It happened three or four years ago, on a warm March afternoon, as I was cruising up the Northway. I was rocketing past a line of cautious squares puttering their pathetic way into the North Country, dominating the left-hand lane as if it were Gaul circa the first-century B.C. and I were Julius Caesar, when a state-police cruiser whipped out of its hiding spot, lights flashing.
My first thought was that an axe-wielding lunatic was hiding under a blanket on my backseat. Perhaps the police officer had detected the madman's presence and was trying to warn me. This theory fell apart when I remembered kicking the axe-wielding lunatic who'd been hiding under a blanket on my backseat out of the car at a rest stop an hour earlier.
My second thought was that my illness - my Speed Limit Intolerance - had finally caught up with me. Intellectually, I understood that I was in trouble - that I might very well spend the next few years in Dannemora - but, on a more visceral level, I couldn't quite accept it. I'd been driving at excessive speeds for years and I'd never had to answer for it. I'd bought into my own mystique: I fancied myself a regular Sammy Hagar, capable of going however fast I wanted and rocking my way out of any grief the law might give me.

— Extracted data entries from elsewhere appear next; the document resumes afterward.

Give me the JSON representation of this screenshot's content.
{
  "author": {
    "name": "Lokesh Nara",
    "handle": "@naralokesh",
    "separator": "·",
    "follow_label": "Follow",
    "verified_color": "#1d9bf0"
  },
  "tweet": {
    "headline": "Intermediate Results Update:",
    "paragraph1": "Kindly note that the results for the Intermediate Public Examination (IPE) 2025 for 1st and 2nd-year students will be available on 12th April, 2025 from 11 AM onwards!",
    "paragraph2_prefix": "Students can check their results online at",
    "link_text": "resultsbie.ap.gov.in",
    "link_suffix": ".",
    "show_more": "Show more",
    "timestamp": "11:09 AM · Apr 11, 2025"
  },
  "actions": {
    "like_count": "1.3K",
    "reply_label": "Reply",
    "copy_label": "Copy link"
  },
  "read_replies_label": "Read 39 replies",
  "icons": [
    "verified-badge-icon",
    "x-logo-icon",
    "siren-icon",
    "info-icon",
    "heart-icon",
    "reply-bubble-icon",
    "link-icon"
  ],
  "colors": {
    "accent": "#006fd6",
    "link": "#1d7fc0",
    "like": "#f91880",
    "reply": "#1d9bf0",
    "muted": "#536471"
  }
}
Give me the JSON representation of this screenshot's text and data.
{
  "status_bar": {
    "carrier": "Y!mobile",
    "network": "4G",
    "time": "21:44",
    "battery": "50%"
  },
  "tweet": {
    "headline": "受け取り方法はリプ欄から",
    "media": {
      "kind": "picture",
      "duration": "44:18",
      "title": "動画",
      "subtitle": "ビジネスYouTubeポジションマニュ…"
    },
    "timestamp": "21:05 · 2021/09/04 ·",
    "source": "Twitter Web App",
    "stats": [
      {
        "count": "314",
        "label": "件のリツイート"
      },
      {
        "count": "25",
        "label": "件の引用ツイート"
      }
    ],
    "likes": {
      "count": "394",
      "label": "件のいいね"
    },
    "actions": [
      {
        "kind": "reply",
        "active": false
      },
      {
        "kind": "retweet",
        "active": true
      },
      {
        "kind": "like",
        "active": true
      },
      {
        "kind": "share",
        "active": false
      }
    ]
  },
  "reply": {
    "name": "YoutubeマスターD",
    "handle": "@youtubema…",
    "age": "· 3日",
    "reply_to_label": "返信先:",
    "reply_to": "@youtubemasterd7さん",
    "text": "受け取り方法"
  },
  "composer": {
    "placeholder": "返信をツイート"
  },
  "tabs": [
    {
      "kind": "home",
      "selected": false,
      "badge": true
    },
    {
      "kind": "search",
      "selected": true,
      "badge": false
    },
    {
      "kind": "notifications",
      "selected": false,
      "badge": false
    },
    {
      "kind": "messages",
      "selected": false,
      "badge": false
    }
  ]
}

Growing numb with terror, I pulled over and unbuckled my seatbelt so that I could get my registration out of the glove compartment more easily. When the cop arrived at my window, he went through the standard spiel. Did I know why he'd pulled me over? I admitted I'd been speeding. Did I have any idea how fast I'd been going? In the hopes of convincing him I had a faulty speedometer, I claimed I'd been driving no faster than 70.